Ahí era donde estaba la verdad. Sin luces de neón profesionales, sin vestuarios de miles de dólares. Solo gente bailando por su pasión a la vida.
Me detuve en un video de baja calidad, grabado en un boliche oscuro y lleno de humo en los límites de la ciudad. El sonido era saturado, pero el movimiento... El movimiento era hipnótico. Una pareja se había adueñado del centro de la pista mientras los demás formaban un círculo. No eran profesionales, se notaba en la falta de rigidez o en las posturas, pero tenían algo que mis bailarines de academia habían perdido: talento nato, con eso puedes nacer o no y ellos lo tienen
Ella vestía unos jeans desgastados y una remera simple, pero se movía con una fluidez que parecía desafiar la gravedad. Él la guiaba con una fuerza bruta, pero precisa. Era una mezcla de hip-hop y tango callejero, algo sucio, real y absolutamente brillante.
Si les doy una plataforma... si les doy un escenario real, se comerían el mundo, pensé. Mis dedos empezaron a teclear notas de forma compulsiva, ideas para mejorar lo que ya tenían, analizando que otros estilos de baile serían adecuados para ellos.

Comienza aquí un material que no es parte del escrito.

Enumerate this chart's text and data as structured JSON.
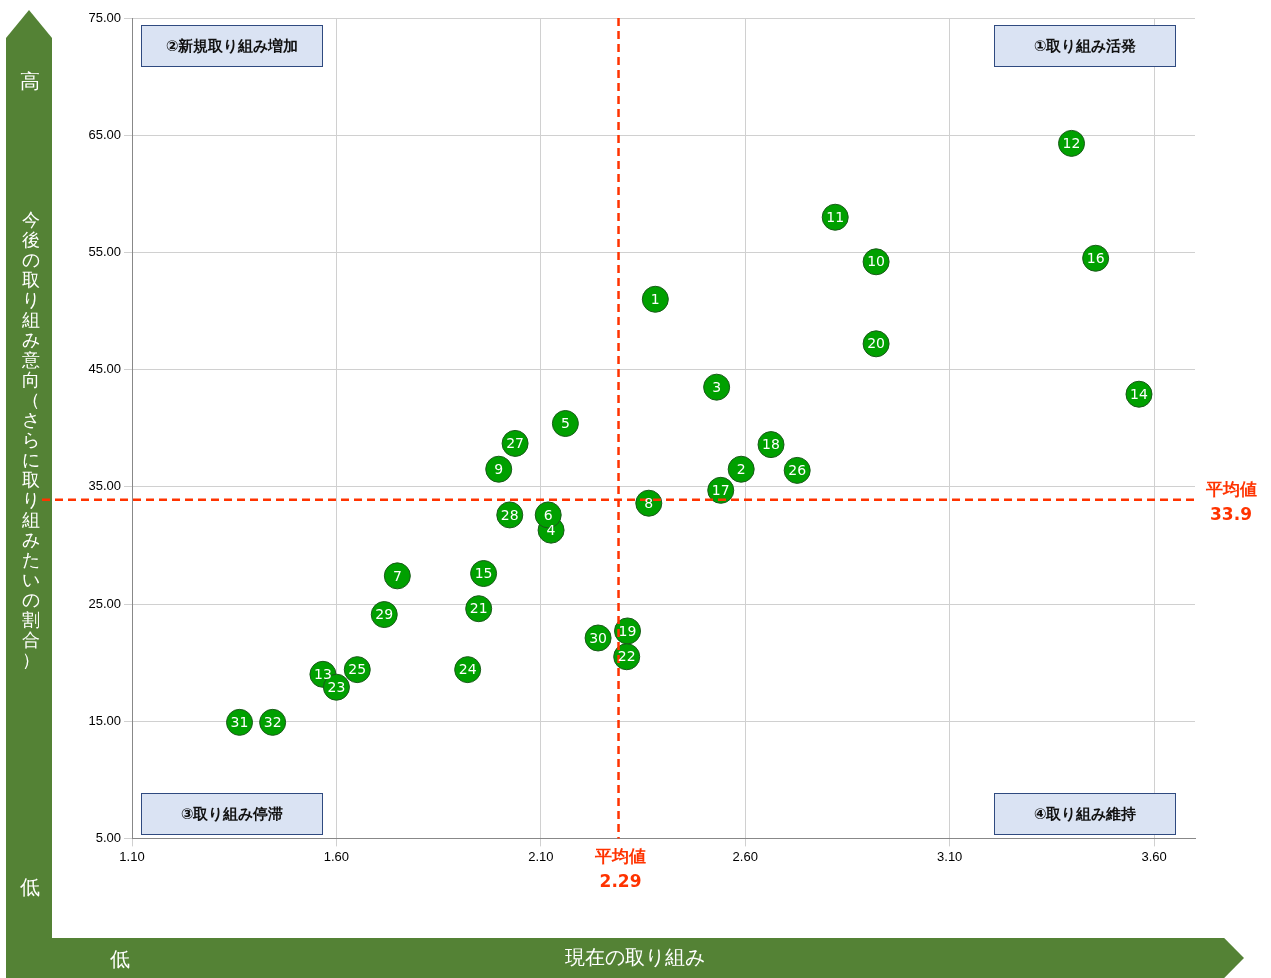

Los voy a patrocinar, ellos merecen estar donde los aprecien ese lugar no puede contener tanto talento, yo llamo a la persona encargada de rastrear está clase de casos
—Hola Cris dime — me dice contenta Flor
—Te voy a pasar un video rastréalos, llevalos a la academia tienen talento, solo quiero que pulan los diamantes, entendiste
—Perfectamente y si no quieren trabajar para ti y quieren competir a nivel mundial, Cris sabes que no todos quieren ser bailarines de Valery Stars
— Entonces lo hago realidad, tú solo encargate de buscarme esos diamantes en bruto, pulirlos y de lo demás me encargo yo.